Comparative assessment of amplitudes of proton’s
NMR signals of sunflower and rapeseed lecithin
components showed, that relations, established earlier
for sunflower lecithin between mass share of
phospholipids (substances insoluble in acetone) and
the sum of amplitudes of proton’s NMR signals of the
third and fourth components, cannot be applied to
rapeseed lecithin; that is for the development of an
express method for determination of mass share of
substances insoluble in acetone (phospholipids) in
rapeseed lecithin, it is necessary to carry out additional
research with the purpose of clarifying the mentioned
relations
The article presents data, on the basis of which we
have concluded that the oil and phospholipids
contained in soy lecithins, the degree of unsaturation
of fatty acids differ significantly from oil and
phospholipids contained in sunflower lecithins, with
differences in the degree of unsaturation of fatty acids
of oil and phospholipids contained in sunflower and
soy lecithins, leads to differences in the content of
resonating protons, and, consequently, the level of
amplitude values of NMR signals of protons of the
investigated lecithins. It is established that the values
of the amplitudes of the NMR signals of protons of
each of the four components of sunflower lecithins
differ from the values of the amplitudes of the NMR
signals of protons the component of soy lecithins,
which confirms the differences in the composition and
content of fatty acids lecithins studied.
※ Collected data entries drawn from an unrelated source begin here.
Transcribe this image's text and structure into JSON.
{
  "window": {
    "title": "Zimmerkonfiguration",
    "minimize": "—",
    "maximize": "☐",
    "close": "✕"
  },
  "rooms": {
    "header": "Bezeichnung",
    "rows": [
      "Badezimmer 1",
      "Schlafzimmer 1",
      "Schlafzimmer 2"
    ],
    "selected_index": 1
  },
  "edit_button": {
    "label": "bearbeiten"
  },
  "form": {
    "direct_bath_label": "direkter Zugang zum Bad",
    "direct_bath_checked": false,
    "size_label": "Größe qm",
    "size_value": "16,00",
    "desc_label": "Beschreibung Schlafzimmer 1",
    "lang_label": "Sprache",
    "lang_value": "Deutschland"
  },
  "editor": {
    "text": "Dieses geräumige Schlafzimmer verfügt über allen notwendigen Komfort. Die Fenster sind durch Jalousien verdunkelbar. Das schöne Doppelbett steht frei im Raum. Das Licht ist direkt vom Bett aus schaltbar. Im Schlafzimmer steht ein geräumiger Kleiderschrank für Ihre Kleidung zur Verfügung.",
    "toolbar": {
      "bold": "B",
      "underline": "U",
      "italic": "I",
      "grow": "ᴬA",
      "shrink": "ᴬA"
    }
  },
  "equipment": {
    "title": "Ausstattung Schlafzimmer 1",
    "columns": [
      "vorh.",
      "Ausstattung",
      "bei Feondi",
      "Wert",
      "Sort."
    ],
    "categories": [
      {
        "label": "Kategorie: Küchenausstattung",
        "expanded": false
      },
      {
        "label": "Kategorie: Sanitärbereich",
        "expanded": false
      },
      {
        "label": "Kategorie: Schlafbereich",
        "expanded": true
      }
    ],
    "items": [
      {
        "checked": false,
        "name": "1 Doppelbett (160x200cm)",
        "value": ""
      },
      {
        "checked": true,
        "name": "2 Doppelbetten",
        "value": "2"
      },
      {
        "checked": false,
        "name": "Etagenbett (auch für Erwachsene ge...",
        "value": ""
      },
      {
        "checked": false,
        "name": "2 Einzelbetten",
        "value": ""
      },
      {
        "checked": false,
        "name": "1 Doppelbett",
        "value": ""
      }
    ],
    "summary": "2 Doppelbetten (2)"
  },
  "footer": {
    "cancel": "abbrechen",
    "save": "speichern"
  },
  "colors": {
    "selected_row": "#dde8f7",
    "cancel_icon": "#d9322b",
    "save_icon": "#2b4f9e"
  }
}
Considering
quantitative characteristic of mass fraction of
substances insoluble in acetone, i.e. phospholipids, is
the sum of the amplitudes of the NMR signals of
protons of the third (A3) and fourth (A4) component,
was built the graphical dependence of the mass
fraction of substances insoluble in acetone, from the
value of (A3+A4)/ASIS, % which is described by the equation (correlation coefficient R2
=0,9911) of the
following form: y=0,8177x +2.52. Based on these
data, we have developed a rapid method of
determining the mass fraction of substances insoluble
in acetone, soy lecithin, eliminating the use of toxic
organic solvents, is environmentally safe, which is
protected by RF patent for the invention
The article provides an overview of Express-methods
of quality evaluation and identification of lipidcontaining
plant raw materials (oil seeds) and its
processed products (oil cakes, oilseed meals, vegetable
oils, lecithins) using pulse method of nuclear magnetic
resonance. Development of express methods of quality
evaluation and identification of lipid-containing plant
raw materials and products of its processing is a
priority, as these methods are environmentally safe and
also allow us to regulate technological conditions of
refining processes, are characterized by low error of
determination, i.e., high precision, and, in some cases,
it is only possible to use because of its non-destructive
effects on the analyzed sample. Currently, we can
distinguish the following main directions of quality
evaluation and identification of lipid-containing plant
raw materials and products of its processing on the
basis of the pulse method of nuclear magnetic
resonance: assessment of quality and identification of
oilseeds (sunflower, canola, flax, soybeans);
evaluation of quality of products of processing of oil raw materials (cake and meal); the quality evaluation
and identification of vegetable oils; assessment of the
quality of the lecithins obtained from vegetable oils.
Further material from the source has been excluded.